Singapore court orders Bloomberg, reporter, to pay $356,000 for defaming ministers

Bloomberg News and one of its reporters were ordered to pay S$460,000 ($355,734) in damages after an article it published was found to have defamed two Singapore government ministers, the city-state’s High Court said in a judgment released on Tuesday.

Bloomberg and the reporter Low De Wei are liable to pay S$230,000 to each minister, comprising S$170,000 in general damages and S$60,000 in aggravated damages, said the judgment.

Bloomberg Editor-in-Chief John Micklethwait said he was disappointed by the ruling and that the company continued to stand by its reporter and the newsroom.

“We argued at trial that our reporting was accurate and served an important public interest, and we continue to believe that the ministers have imposed an extremely strained meaning on what was a solid story,” he told Reuters in an email.
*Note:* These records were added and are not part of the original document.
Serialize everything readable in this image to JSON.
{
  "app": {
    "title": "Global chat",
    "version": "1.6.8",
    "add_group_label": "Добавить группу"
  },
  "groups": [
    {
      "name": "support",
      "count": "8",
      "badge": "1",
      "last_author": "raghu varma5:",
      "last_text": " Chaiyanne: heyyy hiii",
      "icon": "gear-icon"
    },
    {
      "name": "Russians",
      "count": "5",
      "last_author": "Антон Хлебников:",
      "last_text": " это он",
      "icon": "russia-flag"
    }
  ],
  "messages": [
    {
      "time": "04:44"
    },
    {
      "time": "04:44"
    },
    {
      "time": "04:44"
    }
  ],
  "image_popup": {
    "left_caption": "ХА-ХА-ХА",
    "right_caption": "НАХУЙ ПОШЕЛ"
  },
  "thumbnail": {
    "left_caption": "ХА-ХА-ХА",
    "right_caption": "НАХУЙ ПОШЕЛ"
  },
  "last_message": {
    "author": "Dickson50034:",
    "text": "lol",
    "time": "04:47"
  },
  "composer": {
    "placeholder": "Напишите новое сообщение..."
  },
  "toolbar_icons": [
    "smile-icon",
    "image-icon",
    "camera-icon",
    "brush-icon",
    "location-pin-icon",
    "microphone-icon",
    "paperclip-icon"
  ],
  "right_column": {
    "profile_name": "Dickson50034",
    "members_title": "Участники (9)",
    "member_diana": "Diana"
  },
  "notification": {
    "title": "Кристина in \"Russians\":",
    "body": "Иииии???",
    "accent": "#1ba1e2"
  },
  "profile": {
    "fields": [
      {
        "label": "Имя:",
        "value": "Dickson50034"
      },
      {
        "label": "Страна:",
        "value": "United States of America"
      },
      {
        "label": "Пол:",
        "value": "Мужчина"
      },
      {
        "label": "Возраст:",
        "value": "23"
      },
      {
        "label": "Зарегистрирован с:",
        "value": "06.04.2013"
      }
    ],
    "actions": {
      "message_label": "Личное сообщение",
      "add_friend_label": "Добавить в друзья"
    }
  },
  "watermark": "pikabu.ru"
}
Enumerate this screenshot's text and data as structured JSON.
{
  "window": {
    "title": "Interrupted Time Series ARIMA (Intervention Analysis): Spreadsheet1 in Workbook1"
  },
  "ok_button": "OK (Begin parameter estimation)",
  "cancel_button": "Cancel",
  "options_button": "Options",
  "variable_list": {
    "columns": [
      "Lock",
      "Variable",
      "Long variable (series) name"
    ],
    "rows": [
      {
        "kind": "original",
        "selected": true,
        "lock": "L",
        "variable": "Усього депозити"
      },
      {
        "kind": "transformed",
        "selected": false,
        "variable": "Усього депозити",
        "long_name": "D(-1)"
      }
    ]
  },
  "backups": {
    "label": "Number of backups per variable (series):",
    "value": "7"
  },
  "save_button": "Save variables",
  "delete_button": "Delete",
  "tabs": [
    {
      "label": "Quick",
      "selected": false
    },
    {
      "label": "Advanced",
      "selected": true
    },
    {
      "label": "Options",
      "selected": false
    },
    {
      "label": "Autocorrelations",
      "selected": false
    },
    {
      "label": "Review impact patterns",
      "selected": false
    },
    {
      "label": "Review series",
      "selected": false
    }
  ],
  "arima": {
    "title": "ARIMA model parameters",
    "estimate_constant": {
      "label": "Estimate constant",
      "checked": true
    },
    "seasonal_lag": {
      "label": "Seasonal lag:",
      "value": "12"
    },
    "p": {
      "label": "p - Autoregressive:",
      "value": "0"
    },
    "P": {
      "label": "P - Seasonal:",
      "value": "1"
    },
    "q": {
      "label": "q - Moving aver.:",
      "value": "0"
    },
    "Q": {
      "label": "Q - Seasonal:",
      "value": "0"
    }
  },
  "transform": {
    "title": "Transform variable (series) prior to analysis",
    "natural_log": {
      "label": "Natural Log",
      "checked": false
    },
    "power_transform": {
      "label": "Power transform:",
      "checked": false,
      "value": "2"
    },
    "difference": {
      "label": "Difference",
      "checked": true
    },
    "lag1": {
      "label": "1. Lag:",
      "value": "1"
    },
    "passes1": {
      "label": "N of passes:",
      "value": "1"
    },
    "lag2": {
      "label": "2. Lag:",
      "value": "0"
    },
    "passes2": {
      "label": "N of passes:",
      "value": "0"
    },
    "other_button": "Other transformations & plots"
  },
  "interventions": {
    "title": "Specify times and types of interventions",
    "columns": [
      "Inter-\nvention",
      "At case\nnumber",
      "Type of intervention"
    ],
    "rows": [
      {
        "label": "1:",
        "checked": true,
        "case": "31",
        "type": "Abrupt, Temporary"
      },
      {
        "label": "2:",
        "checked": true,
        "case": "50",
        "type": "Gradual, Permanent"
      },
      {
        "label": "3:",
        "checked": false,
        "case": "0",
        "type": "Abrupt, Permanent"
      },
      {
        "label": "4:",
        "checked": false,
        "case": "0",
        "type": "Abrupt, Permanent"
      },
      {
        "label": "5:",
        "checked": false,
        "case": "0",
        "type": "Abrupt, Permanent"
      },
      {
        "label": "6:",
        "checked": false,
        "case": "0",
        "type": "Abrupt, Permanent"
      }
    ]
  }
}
He did not say whether Bloomberg planned an appeal.

The law firm that represented the ministers did not immediately respond to a request for comment.

Singapore’s Home Affairs and Law Minister K Shanmugam speaks at a press conference in a case where three men have been charged with fraud, as part of a broader police investigation of individuals and companies suspected of false representation, at the Ministry of Finance in Singapore, March 3, 2025. (credit: REUTERS/Travis Teo)

Judge claims article was targeted, showed malice

In her judgment, Justice Audrey Lim wrote: “The dominant purpose behind the article was to publish a story about the claimants, in particular about their (good class bungalow) transactions. The broader narrative of how wealthy individuals in Singapore use non-caveated transactions and trust structures to keep their dealings secret or ‘off-radar’ was the cover devised to carry that story.”

Home Affairs Minister K Shanmugam and Manpower Minister Tan See Leng had sued Bloomberg and one of its reporters for defamation over a December 2024 article on secrecy around expensive property transactions that mentioned deals involving the two ministers.

Bloomberg had defended the story as reporting on trends related to transactions of luxury properties, saying both ministers were newsworthy examples of such deals. The news organization told the court the article did not allege wrongdoing by the ministers.

The lawyer for the ministers had called for aggravated damages to be awarded and said the defendants had shown malice.

Bloomberg publicly stands by reporting

He said in court that when Bloomberg received a correction direction issued under Singapore’s Protection from Online Falsehoods and Manipulation Act, the company responded by lifting the paywall on the article and publicly stood by it.

A Bloomberg editor said in an affidavit that the company had lifted the paywall so that readers could see the correction notice. The hearing was told that the notice was placed at the top of the story on its website, along with a statement that Bloomberg “respectfully disagrees” with the direction and stood by its reporting.

In her ruling, the judge said Low had been reckless and false in describing the opacity of local government records for non-caveated bungalow transactions.

She said that such records were in fact maintained in public records and made searchable through the Singapore Land Authority’s Integrated Land Information Service, a fact Low knew from making searches as a reporter himself.

“I find that Bloomberg‘s conduct in removing the paywall pertaining to the article also demonstrates malice,” added the judge.